“She was like Durga, the Hindu goddess with many arms, playing the piano with dexterity and possessing incredibly cat-like reflexes. From thunderous fortissimo to feather-like pianissimo, she awed from start to finish and yielded to the audience’s numerous encores. Was it 7?”
So did islander Gerry Rubio describe the performance of incomparable Filipino pianist Cecile Licad on the last leg of her “Sharing the Gift of Music” concert series at E-Crown Hotel & Resort last Oct. 11, 2025.
Such was Licad’s power in commanding the piano that most of the provincial PESO manager’s post focused on the varied audience’s breach of concert etiquette midway during the pieces or short pauses between movements.

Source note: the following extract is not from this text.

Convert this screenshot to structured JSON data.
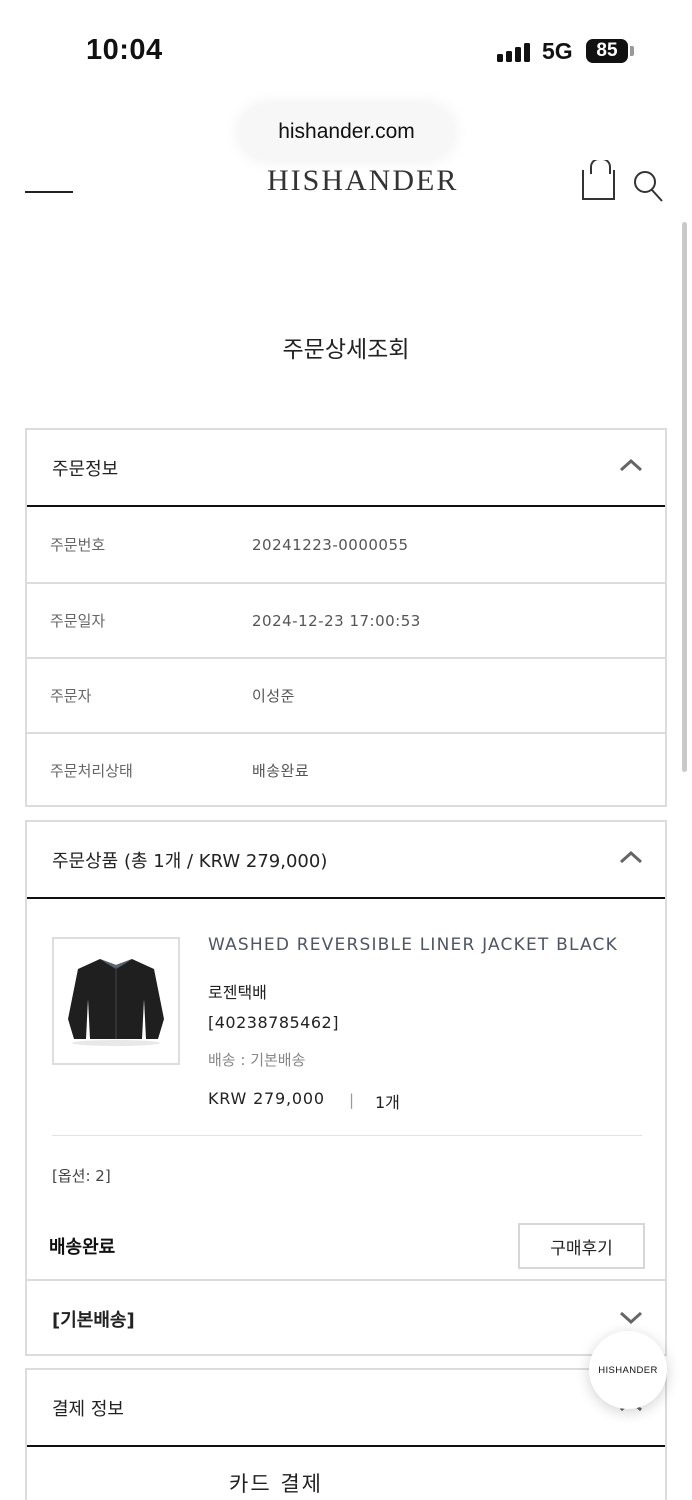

The multi-awarded piano virtuoso now based in the US never broke stride in striking her notes from memory, treating the applause, audible whispers as well as the occasional couch and clearing of throats as if were nothing.
Even the late Pablo Arcilla Tariman, the artist’s confidante and impresario to whom Licad dedicated the one-night performance, could have grimaced at the audience’s behavior as he had always explained the rules before his concerts began in various venues in Virac in the past.
Aside from arriving on time and turning off phones, concert goers are advised to be silent, put off talking even in whispers, bother people around them and clap in the midst of the piece.
The audience is supposed to withhold clapping while the musician are still “in position” (the pianist still has her hands on the keyboard).
During Saturday’s concert, a guard repeatedly cautioned members of the audience from taking videos of the performance.
But he probably thought it best not to interfere when Governor Patrick Alain T. Azanza could not resist the chance to record Licad performing Scott Joplin’s The Entertainer, Rose Leaf Rag, Stop Time Rag and Easy Winners, some of them recognizable tunes from movies mostly in the mid-70s to the late 80s.
With Aboy gone, fans of the concerts that he staged with no reasonable expectation of income but only grateful applause are wondering who will inherit his dogged determination to bring classical music to the awareness of people in faraway corners of the Philippine archipelago.
Farewell, Pablo Arcilla Tariman! May you forever enjoy heavenly music where you are now!
*****
Those who were able to catch the Licad concert, from the gown-clad ladies to the ordinary abacaleros and tricycle drivers, owe their once-in-a-lifetime musical experience to Gov. Azanza and the provincial government of Catanduanes, E-Crown Hotel & Resort’s Edna Segismundo, the Provincial Tourism Office, and the Provincial Information Office.
Without their taking up the chores of staging a concert by no less than an international performer in classical music, Pablo Tariman’s dream of bringing Licad to Catanduanes could have died with him.
The pianist offered her Virac concert her very dear, dear friend Pablo, “a very intuitive and very sensitive person” whom she met when in Albay she was just 13 years old and since then “dedicated his life passionately just writing for arts, music, films, (and) culture.”
*****
A MOST EXPENSIVE PARROT. A guy walks into a pet store wanting a parrot. The store clerk shows him two beautiful ones out on the floor.
“This one’s $5,000 and the other is $10,000.” the clerk said.
“Wow! What does the $5,000 one do?”
“This parrot can sing every aria Mozart ever wrote.”
“And the other?” said the customer.
“This one can sing Wagner’s entire Ring cycle. There’s another one in the back room for $30,000.”
“Holy moly! What does that one do?”
“Nothing that I can tell, but the other two parrots call him ‘Maestro’.”